Whatever it was, the three men who heard the longing of their leader determined to do all they could to gratify it, but how? Sad to say, Bethlehem itself was now in the hands of the enemy, and a Philistine garrison guarded the gate and the well. To these fearless followers of a generally fearless captain this was not an insuperable difficulty, and without a word to any the three stole away from the cave and made a rapid march to the city of David—took the garrison so by surprise that they broke through their cordon of sentinels, reached the well and filled their skins and bottles with the pure, cold water, and made good their retreat all unharmed and untouched, hurrying back to their captain triumphant.

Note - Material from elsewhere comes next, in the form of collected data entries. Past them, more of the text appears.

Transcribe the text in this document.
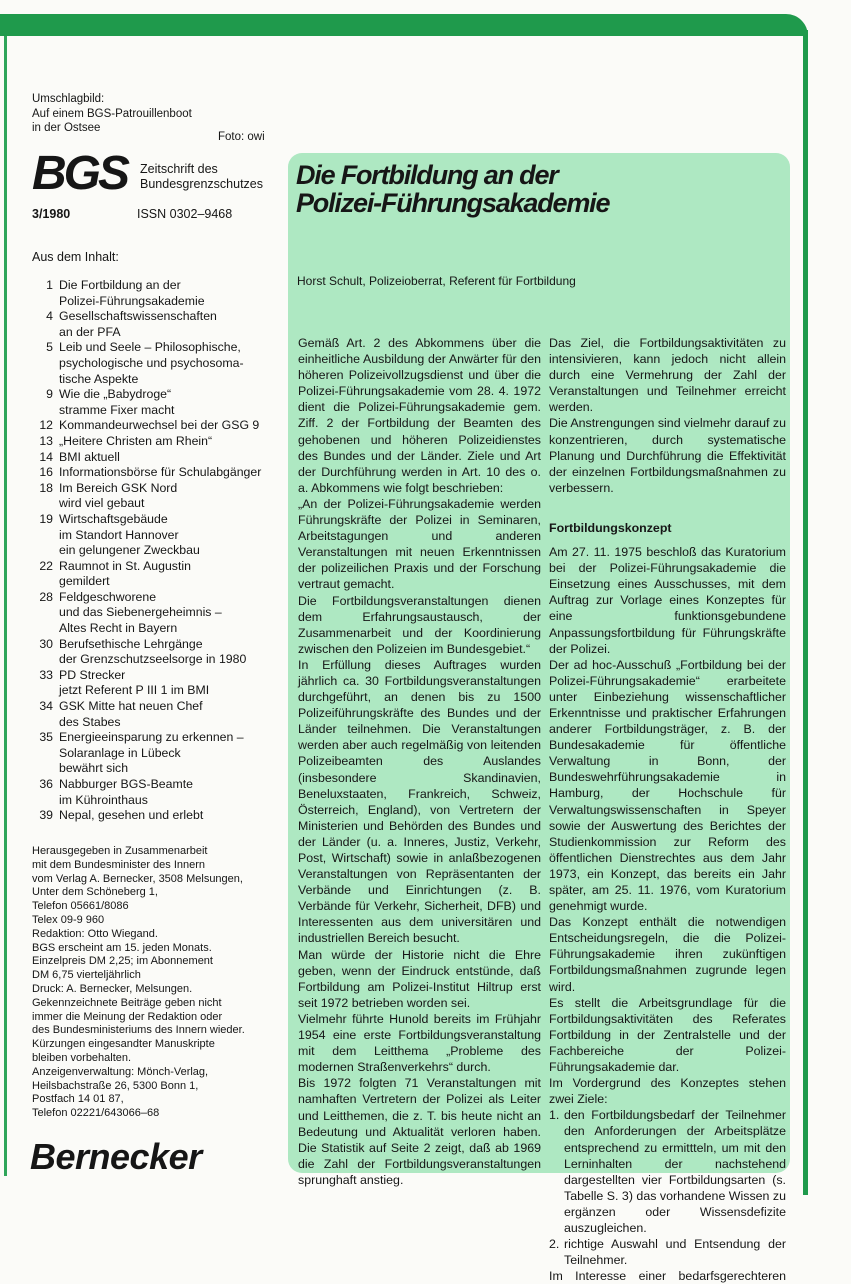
Umschlagbild:
Auf einem BGS-Patrouillenboot
in der Ostsee
Foto: owi
BGS Zeitschrift des
Bundesgrenzschutzes
3/1980	ISSN 0302–9468
Aus dem Inhalt:
1 Die Fortbildung an der
Polizei-Führungsakademie
4 Gesellschaftswissenschaften
an der PFA
5 Leib und Seele – Philosophische,
psychologische und psychosoma-
tische Aspekte
9 Wie die „Babydroge“
stramme Fixer macht
12 Kommandeurwechsel bei der GSG 9
13 „Heitere Christen am Rhein“
14 BMI aktuell
16 Informationsbörse für Schulabgänger
18 Im Bereich GSK Nord
wird viel gebaut
19 Wirtschaftsgebäude
im Standort Hannover
ein gelungener Zweckbau
22 Raumnot in St. Augustin
gemildert
28 Feldgeschworene
und das Siebenergeheimnis –
Altes Recht in Bayern
30 Berufsethische Lehrgänge
der Grenzschutzseelsorge in 1980
33 PD Strecker
jetzt Referent P III 1 im BMI
34 GSK Mitte hat neuen Chef
des Stabes
35 Energieeinsparung zu erkennen –
Solaranlage in Lübeck
bewährt sich
36 Nabburger BGS-Beamte
im Kührointhaus
39 Nepal, gesehen und erlebt
Herausgegeben in Zusammenarbeit
mit dem Bundesminister des Innern
vom Verlag A. Bernecker, 3508 Melsungen,
Unter dem Schöneberg 1,
Telefon 05661/8086
Telex 09-9 960
Redaktion: Otto Wiegand.
BGS erscheint am 15. jeden Monats.
Einzelpreis DM 2,25; im Abonnement
DM 6,75 vierteljährlich
Druck: A. Bernecker, Melsungen.
Gekennzeichnete Beiträge geben nicht
immer die Meinung der Redaktion oder
des Bundesministeriums des Innern wieder.
Kürzungen eingesandter Manuskripte
bleiben vorbehalten.
Anzeigenverwaltung: Mönch-Verlag,
Heilsbachstraße 26, 5300 Bonn 1,
Postfach 14 01 87,
Telefon 02221/643066–68
Bernecker
Die Fortbildung an der
Polizei-Führungsakademie
Horst Schult, Polizeioberrat, Referent für Fortbildung

Gemäß Art. 2 des Abkommens über die einheitliche Ausbildung der Anwärter für den höheren Polizeivollzugsdienst und über die Polizei-Führungsakademie vom 28. 4. 1972 dient die Polizei-Führungsakademie gem. Ziff. 2 der Fortbildung der Beamten des gehobenen und höheren Polizeidienstes des Bundes und der Länder. Ziele und Art der Durchführung werden in Art. 10 des o. a. Abkommens wie folgt beschrieben:

„An der Polizei-Führungsakademie werden Führungskräfte der Polizei in Seminaren, Arbeitstagungen und anderen Veranstaltungen mit neuen Erkenntnissen der polizeilichen Praxis und der Forschung vertraut gemacht.

Die Fortbildungsveranstaltungen dienen dem Erfahrungsaustausch, der Zusammenarbeit und der Koordinierung zwischen den Polizeien im Bundesgebiet.“

In Erfüllung dieses Auftrages wurden jährlich ca. 30 Fortbildungsveranstaltungen durchgeführt, an denen bis zu 1500 Polizeiführungskräfte des Bundes und der Länder teilnehmen. Die Veranstaltungen werden aber auch regelmäßig von leitenden Polizeibeamten des Auslandes (insbesondere Skandinavien, Beneluxstaaten, Frankreich, Schweiz, Österreich, England), von Vertretern der Ministerien und Behörden des Bundes und der Länder (u. a. Inneres, Justiz, Verkehr, Post, Wirtschaft) sowie in anlaßbezogenen Veranstaltungen von Repräsentanten der Verbände und Einrichtungen (z. B. Verbände für Verkehr, Sicherheit, DFB) und Interessenten aus dem universitären und industriellen Bereich besucht.

Man würde der Historie nicht die Ehre geben, wenn der Eindruck entstünde, daß Fortbildung am Polizei-Institut Hiltrup erst seit 1972 betrieben worden sei.

Vielmehr führte Hunold bereits im Frühjahr 1954 eine erste Fortbildungsveranstaltung mit dem Leitthema „Probleme des modernen Straßenverkehrs“ durch.

Bis 1972 folgten 71 Veranstaltungen mit namhaften Vertretern der Polizei als Leiter und Leitthemen, die z. T. bis heute nicht an Bedeutung und Aktualität verloren haben. Die Statistik auf Seite 2 zeigt, daß ab 1969 die Zahl der Fortbildungsveranstaltungen sprunghaft anstieg.

Das Ziel, die Fortbildungsaktivitäten zu intensivieren, kann jedoch nicht allein durch eine Vermehrung der Zahl der Veranstaltungen und Teilnehmer erreicht werden.

Die Anstrengungen sind vielmehr darauf zu konzentrieren, durch systematische Planung und Durchführung die Effektivität der einzelnen Fortbildungsmaßnahmen zu verbessern.

Fortbildungskonzept

Am 27. 11. 1975 beschloß das Kuratorium bei der Polizei-Führungsakademie die Einsetzung eines Ausschusses, mit dem Auftrag zur Vorlage eines Konzeptes für eine funktionsgebundene Anpassungsfortbildung für Führungskräfte der Polizei.

Der ad hoc-Ausschuß „Fortbildung bei der Polizei-Führungsakademie“ erarbeitete unter Einbeziehung wissenschaftlicher Erkenntnisse und praktischer Erfahrungen anderer Fortbildungsträger, z. B. der Bundesakademie für öffentliche Verwaltung in Bonn, der Bundeswehrführungsakademie in Hamburg, der Hochschule für Verwaltungswissenschaften in Speyer sowie der Auswertung des Berichtes der Studienkommission zur Reform des öffentlichen Dienstrechtes aus dem Jahr 1973, ein Konzept, das bereits ein Jahr später, am 25. 11. 1976, vom Kuratorium genehmigt wurde.

Das Konzept enthält die notwendigen Entscheidungsregeln, die die Polizei-Führungsakademie ihren zukünftigen Fortbildungsmaßnahmen zugrunde legen wird.

Es stellt die Arbeitsgrundlage für die Fortbildungsaktivitäten des Referates Fortbildung in der Zentralstelle und der Fachbereiche der Polizei-Führungsakademie dar.

Im Vordergrund des Konzeptes stehen zwei Ziele:

1. den Fortbildungsbedarf der Teilnehmer den Anforderungen der Arbeitsplätze entsprechend zu ermittteln, um mit den Lerninhalten der nachstehend dargestellten vier Fortbildungsarten (s. Tabelle S. 3) das vorhandene Wissen zu ergänzen oder Wissensdefizite auszugleichen.
2. richtige Auswahl und Entsendung der Teilnehmer.

Im Interesse einer bedarfsgerechteren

The tender heart of David was most deeply touched by this devotion; but much as he had longed for this water from Bethlehem’s well, he could not, would not drink it, for he valued it at the untold value of the lives of these three men. To none but Jehovah, God of Israel, could such a costly drink offering be poured out. To the soul of David that water became the cause of real worship, of thanksgiving, too, doubtless, for he poured it out as an oblation to Jehovah, in the faith and grace that would renounce it for himself. What a link was formed that day between those three men and their king!